社会的にリサイクル・リユースという言葉が浸透していなかった1969年から事業に着目し、今年で創業55年、設立54年の実績があります。
コーベックスのオンリーワン
特許も取っているオンリーワン技術
当社の真空式装置は、従来の蒸留方式に比べてランニングコストが大幅に削減でき、環境負荷も低減できることが特徴となっています。独自の真空技術を使い連続蒸留回収ができる装置が特許も取っているオンリーワンの技術です。この技術は安全性や効率性、コスト削減につながっております。

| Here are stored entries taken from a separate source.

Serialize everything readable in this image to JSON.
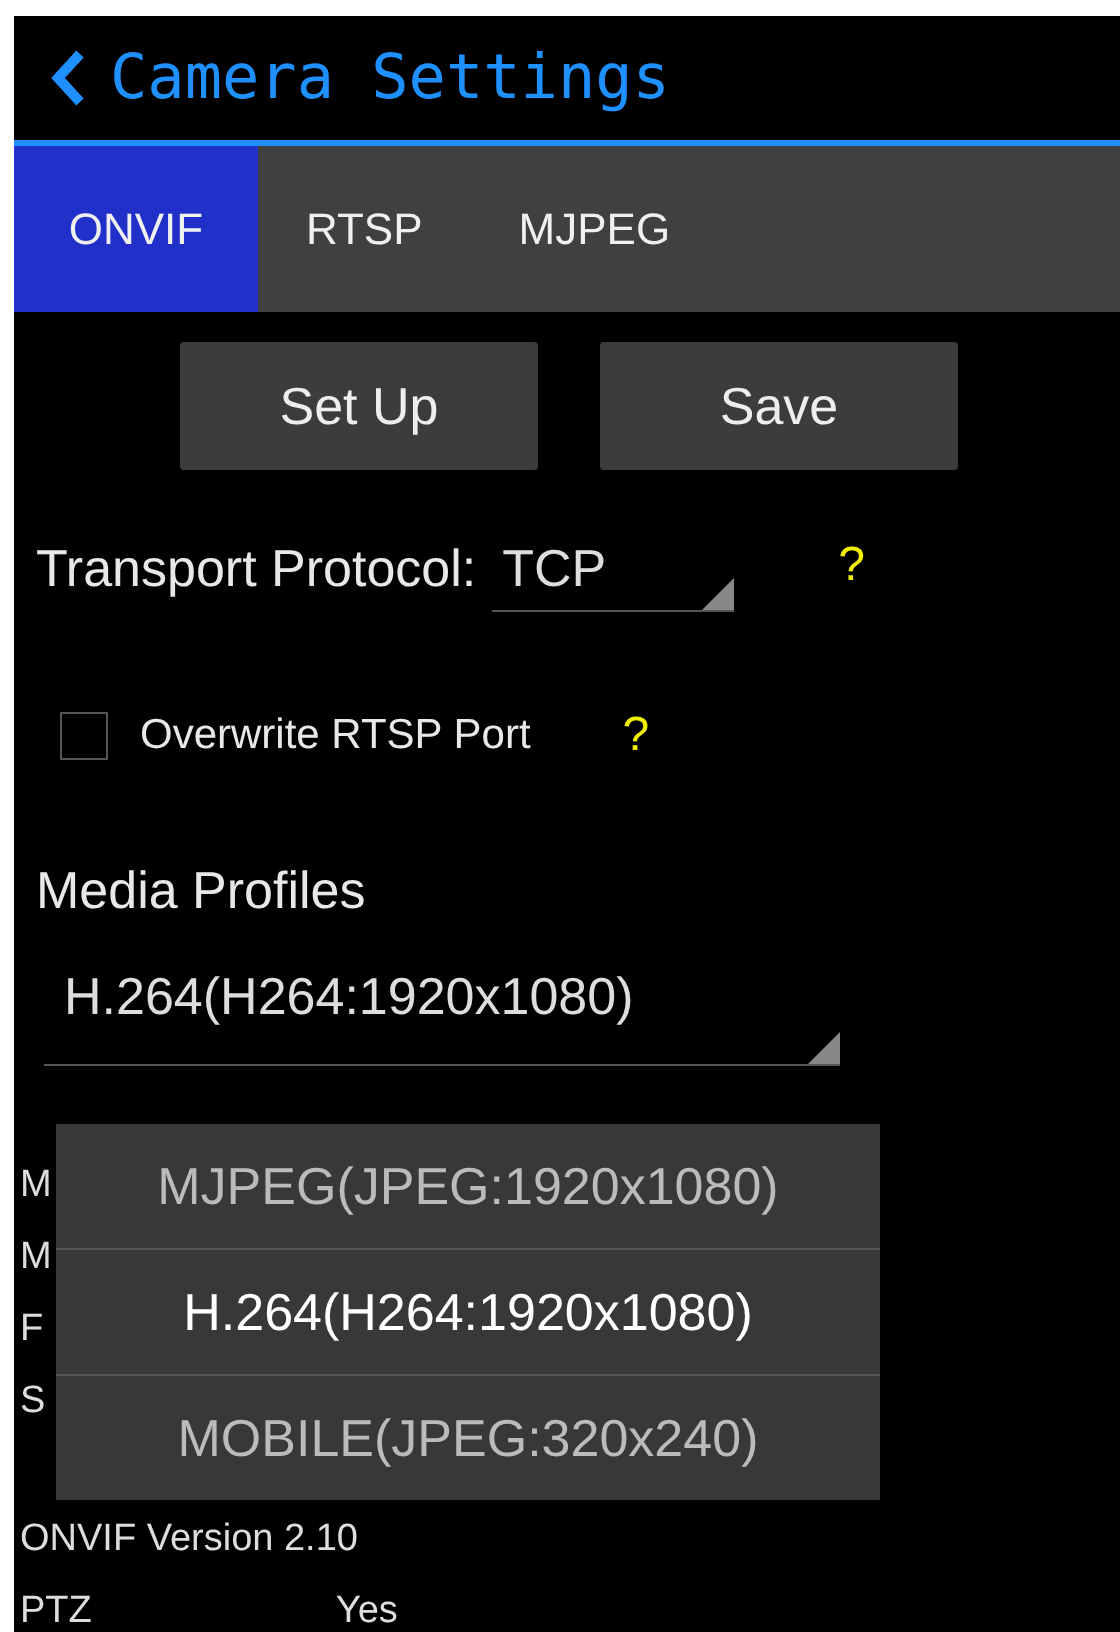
{
  "title": "Camera Settings",
  "tabs": [
    {
      "label": "ONVIF",
      "selected": true
    },
    {
      "label": "RTSP",
      "selected": false
    },
    {
      "label": "MJPEG",
      "selected": false
    }
  ],
  "buttons": [
    "Set Up",
    "Save"
  ],
  "transport": {
    "label": "Transport Protocol:",
    "value": "TCP",
    "help": "?"
  },
  "overwrite": {
    "label": "Overwrite RTSP Port",
    "checked": false,
    "help": "?"
  },
  "media_profiles": {
    "label": "Media Profiles",
    "value": "H.264(H264:1920x1080)"
  },
  "info_lines": [
    {
      "label": "M"
    },
    {
      "label": "M"
    },
    {
      "label": "F"
    },
    {
      "label": "S"
    },
    {
      "label": "ONVIF Version 2.10"
    },
    {
      "label": "PTZ",
      "value": "Yes"
    }
  ],
  "profile_menu": [
    {
      "label": "MJPEG(JPEG:1920x1080)",
      "selected": false
    },
    {
      "label": "H.264(H264:1920x1080)",
      "selected": true
    },
    {
      "label": "MOBILE(JPEG:320x240)",
      "selected": false
    }
  ]
}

そもそも有機溶剤は可燃物なので危険性の高い液体です。有機溶剤と酸素と火元、この3つの条件がそろうと延焼を起こしてしまうのに対して、真空を採用しこの3要素のうちの『酸素』を無くすことで延焼リスクを排除し、安全に使用することができます。また、真空環境で気圧を下げることにより溶剤の沸点を下げることができるので、電力エネルギーの効率もよく、ランニングコストの低減にも寄与できます。

ポエックグループの一員として
コーベックスが持っている技術を活かす
グループ入りを決めたポイントの1つは来山会長の目指している環境意識やグループの在り方に共感したことです。グループ入りをすると普通だと吸収されて飲み込まれるようなイメージがありますが、ポエックはそうではない。独立した個の会社がグループとして同じベクトルを共有していると感じております。今のコーベックスが持っている技術を活かしていけると思い決断しました。グループ入りしたことで、上場会社であることに対するステークホルダーを意識した仕事や組織づくりなど、意識改革について大きく変化があると考えております。

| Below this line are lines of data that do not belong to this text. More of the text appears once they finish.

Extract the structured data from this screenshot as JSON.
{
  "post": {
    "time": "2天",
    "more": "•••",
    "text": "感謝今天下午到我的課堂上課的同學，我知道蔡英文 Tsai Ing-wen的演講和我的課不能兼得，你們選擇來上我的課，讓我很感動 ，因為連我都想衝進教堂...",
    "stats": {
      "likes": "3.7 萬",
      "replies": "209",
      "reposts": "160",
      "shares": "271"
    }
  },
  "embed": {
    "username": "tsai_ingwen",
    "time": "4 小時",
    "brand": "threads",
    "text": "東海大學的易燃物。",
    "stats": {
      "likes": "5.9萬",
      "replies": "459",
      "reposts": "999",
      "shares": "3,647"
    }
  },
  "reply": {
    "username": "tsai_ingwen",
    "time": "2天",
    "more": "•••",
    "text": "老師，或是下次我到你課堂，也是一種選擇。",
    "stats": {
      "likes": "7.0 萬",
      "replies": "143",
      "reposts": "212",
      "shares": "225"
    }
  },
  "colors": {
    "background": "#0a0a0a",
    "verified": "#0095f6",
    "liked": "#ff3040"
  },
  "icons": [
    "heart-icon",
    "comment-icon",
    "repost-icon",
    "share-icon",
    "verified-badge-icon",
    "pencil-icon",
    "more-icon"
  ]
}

シナジーという面では直接的なシナジーは現段階ではあまりないのですが、グループに入ったことで今まで当社が関わってこなかった事業や市場に対しても新たな接点が生まれ、新たな展開が可能になってくるなどの、広い意味でのシナジーを期待しております。また、当社の事業はポエックグループにとって今までタッチしたことのない市場ですので、新たな展開にもつながると考えております。
これからのコーベックス
新しい領域への展開・開発
単なるリサイクル装置の製造販売だけでなく、その上流側にある洗浄機や液体の販売など、近しい領域の事業に拡大していきたいと思います。また、今まで当社のお客様は大手企業が多かったですが、カーボンニュートラルの観点では中小企業もターゲットとなります。資金面というハードルを解決するために、装置を購入していただくのではなく、使用した分だけ費用が発生するようなサブスクリプション型のビジネスモデルも検討中です。

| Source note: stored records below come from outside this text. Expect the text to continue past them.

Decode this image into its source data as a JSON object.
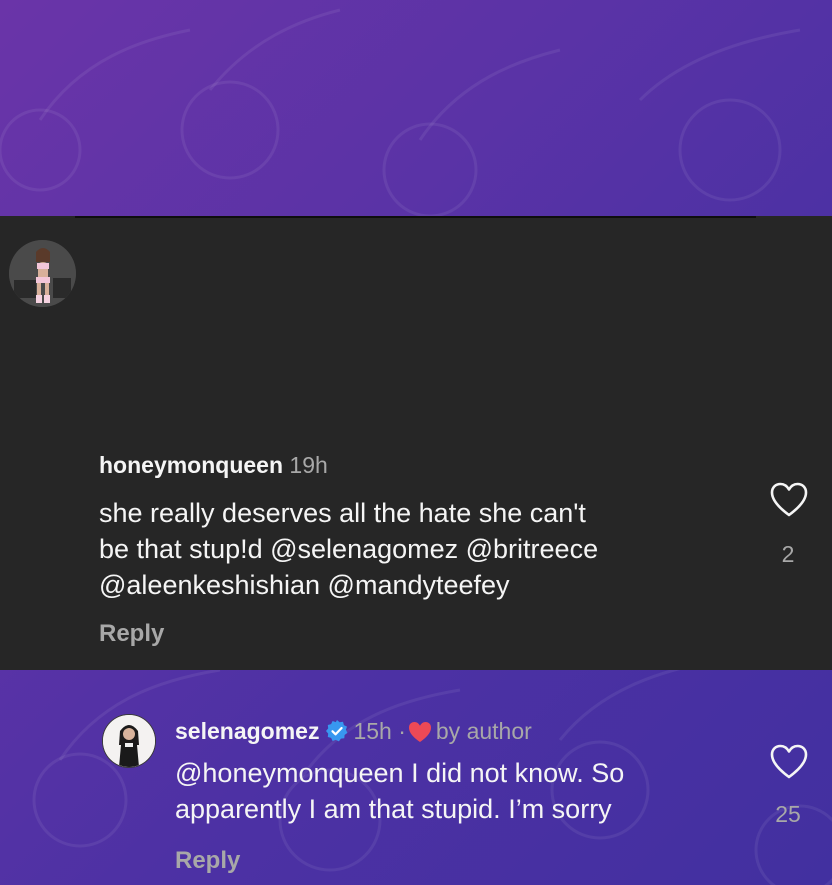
{
  "comments": [
    {
      "username": "honeymonqueen",
      "time": "19h",
      "lines": [
        "she really deserves all the hate she can't",
        "be that stup!d @selenagomez @britreece",
        "@aleenkeshishian @mandyteefey"
      ],
      "reply_label": "Reply",
      "like_count": "2"
    },
    {
      "username": "selenagomez",
      "time": "15h",
      "separator": "·",
      "liked_by": "by author",
      "lines": [
        "@honeymonqueen I did not know. So",
        "apparently I am that stupid. I’m sorry"
      ],
      "reply_label": "Reply",
      "like_count": "25"
    }
  ],
  "colors": {
    "panel": "#262626",
    "text": "#f5f5f5",
    "secondary": "#a8a8a8",
    "verified": "#3897f0",
    "heart": "#ed4956",
    "background_purple": "#5a33a6"
  }
}
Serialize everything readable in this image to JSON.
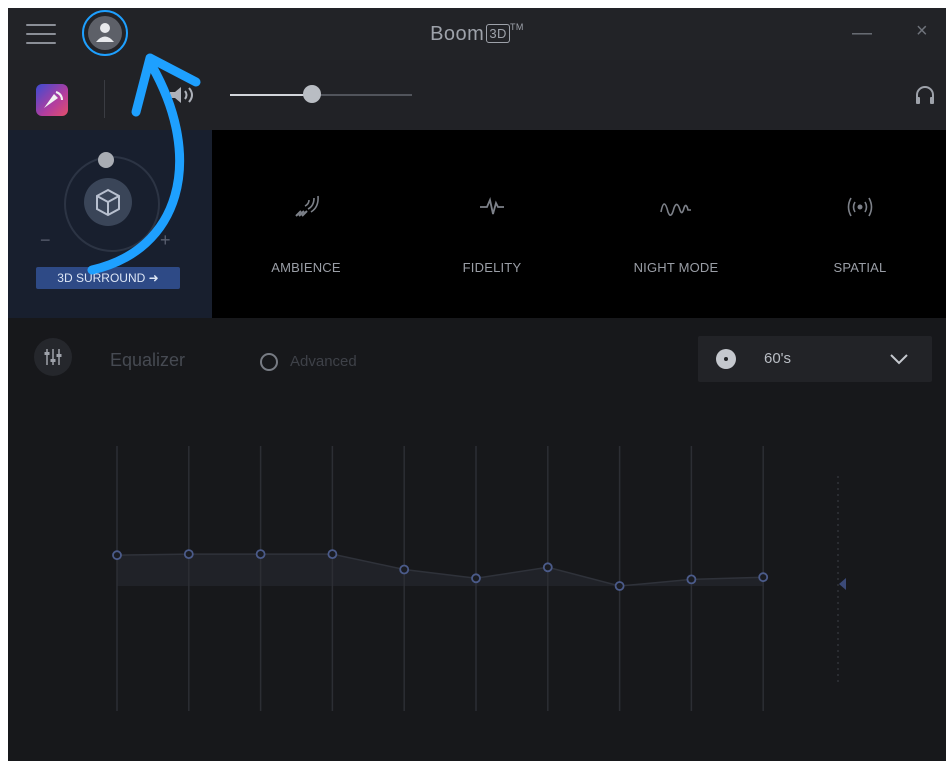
{
  "titlebar": {
    "app_name": "Boom",
    "logo_3d": "3D",
    "trademark": "TM",
    "menu_icon": "hamburger-menu-icon",
    "profile_icon": "user-profile-icon",
    "minimize_glyph": "—",
    "close_glyph": "×"
  },
  "volume": {
    "level": 0.45,
    "speaker_icon": "speaker-icon",
    "output_icon": "headphones-icon"
  },
  "surround": {
    "minus": "−",
    "plus": "+",
    "button_label": "3D SURROUND ➜",
    "cube_icon": "3d-cube-icon"
  },
  "effects": [
    {
      "label": "AMBIENCE",
      "icon": "ambience-waves-icon"
    },
    {
      "label": "FIDELITY",
      "icon": "fidelity-pulse-icon"
    },
    {
      "label": "NIGHT MODE",
      "icon": "night-mode-wave-icon"
    },
    {
      "label": "SPATIAL",
      "icon": "spatial-broadcast-icon"
    }
  ],
  "equalizer": {
    "label": "Equalizer",
    "advanced_label": "Advanced",
    "preset": "60's",
    "band_levels": [
      0.28,
      0.29,
      0.29,
      0.29,
      0.15,
      0.07,
      0.17,
      0.0,
      0.06,
      0.08
    ]
  },
  "annotation": {
    "color": "#1ea0ff"
  }
}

さらに、当社は2023年にシンガポールに現地拠点を開設いたしました。アジアへ拡大を進めていますが、まだ競合他社がない状態です。海外市場は日本と比較して10倍以上と言われており、マーケットポテンシャルとビジネスチャンスはとても大きいと考えておりますので、「made in Japan」ソリューションを提供し、成長につなげていきたいと思います。
他にも新しい領域への展開・開発を予定しておりますので、ご期待いただければと思います。

松原社長ご経歴
三菱商事フューチャーズ証券(現楽天証券)で、主にエネルギー関連銘柄の営業に従事し、その後、起業経験を経て、KOBEX株式会社へ入社。
製造の組み立て、CADを使ったメカ設計、PLCのソフト設計、生産管理、メンテナンスまでのモノづくりの一連の業務を経て、2017年から営業技術部長として経営企画・財務部門の業務にも参画。
2024年より代表取締役に就任。